Workers with the American Federation of State, County and Municipal Employees Service Unit are holding a strike until Thursday morning at the 10 UC campuses after a year of stalled contract talks and new research showing rising inequality in the treatment of workers of color and low-wage women workers at the university.
AFSCME Local 3299 president Kathryn Lybarger said in a statement:
“We’ve bargained in good faith for over a year to address the widening income, racial and gender disparities that frontline, low-wage workers at UC are living every day. … Instead of joining us in the effort to arrest these trends, UC has insisted on deepening them-leaving workers no option but to strike.”
Four other union bargaining units and the California Nurses Association are striking in sympathy with the AFSCME Service Unit.
The units represent about 10,800 UCSF campus and UCSF Health employees and include clinical staff important to the care of patients, according to university officials.
UCSF leaders said they had hoped for a friendly resolution to the negotiations.
UCSF Chancellor Sam Hawgood and UCSF Health CEO Mark Laret said in a joint letter to the university community:
“… striking is a serious matter, especially when it directly affects vital public services such as patient care.”
The employees on strike include nurses, operating room specialists, patient care assistants, pharmacy technicians and pharmacists, phlebotomists, psychologists, research coordinators and social workers, as well as custodians, food service workers and shuttle drivers, according to campus officials.
Sheila Antrum, senior vice president and chief operating officer of UCSF Health, said in a statement:
“This strike is challenging for us. … The next few days will be disruptive to our patients and their families, as well as for our staff and caregivers, and our broader community.”
UCSF officials said despite a contingency plan in place, they expect disruptions to some services.

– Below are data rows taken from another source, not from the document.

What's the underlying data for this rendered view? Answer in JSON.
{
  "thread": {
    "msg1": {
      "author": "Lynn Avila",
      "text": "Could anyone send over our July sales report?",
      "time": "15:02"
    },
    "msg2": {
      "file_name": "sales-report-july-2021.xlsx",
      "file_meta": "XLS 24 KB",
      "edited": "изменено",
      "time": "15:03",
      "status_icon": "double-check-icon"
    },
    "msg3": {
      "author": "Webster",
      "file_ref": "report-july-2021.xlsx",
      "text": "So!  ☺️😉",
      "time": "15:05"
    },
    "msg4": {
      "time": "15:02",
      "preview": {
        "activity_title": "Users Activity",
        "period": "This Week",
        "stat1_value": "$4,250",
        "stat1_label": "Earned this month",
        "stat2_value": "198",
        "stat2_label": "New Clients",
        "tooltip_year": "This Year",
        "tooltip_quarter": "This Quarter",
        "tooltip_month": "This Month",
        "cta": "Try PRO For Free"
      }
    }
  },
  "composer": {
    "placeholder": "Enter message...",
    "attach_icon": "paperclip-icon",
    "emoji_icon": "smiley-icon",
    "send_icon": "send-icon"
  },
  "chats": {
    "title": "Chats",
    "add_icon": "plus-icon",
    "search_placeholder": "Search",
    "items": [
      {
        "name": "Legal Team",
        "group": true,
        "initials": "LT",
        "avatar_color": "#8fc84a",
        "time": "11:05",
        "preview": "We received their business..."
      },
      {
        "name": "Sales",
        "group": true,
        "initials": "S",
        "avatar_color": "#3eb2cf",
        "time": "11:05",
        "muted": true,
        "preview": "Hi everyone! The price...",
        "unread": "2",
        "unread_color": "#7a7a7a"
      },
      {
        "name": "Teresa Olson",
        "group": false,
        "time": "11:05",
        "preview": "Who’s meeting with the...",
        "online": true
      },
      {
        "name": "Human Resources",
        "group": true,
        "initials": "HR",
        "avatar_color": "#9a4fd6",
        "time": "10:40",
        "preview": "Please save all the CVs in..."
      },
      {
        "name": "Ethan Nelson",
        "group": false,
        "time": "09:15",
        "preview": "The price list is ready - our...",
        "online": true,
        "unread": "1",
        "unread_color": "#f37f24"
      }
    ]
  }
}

The emergency department and most ambulatory clinics will remain open.
University of California at Santa Cruz officials said as of 6:13 a.m. demonstrators had blocked both entrances and classes before noon were canceled except for online classes and classes in which the instructor made other arrangements.
Officials with the University of California at Berkeley weren’t immediately available to comment on how the strike was affecting the campus.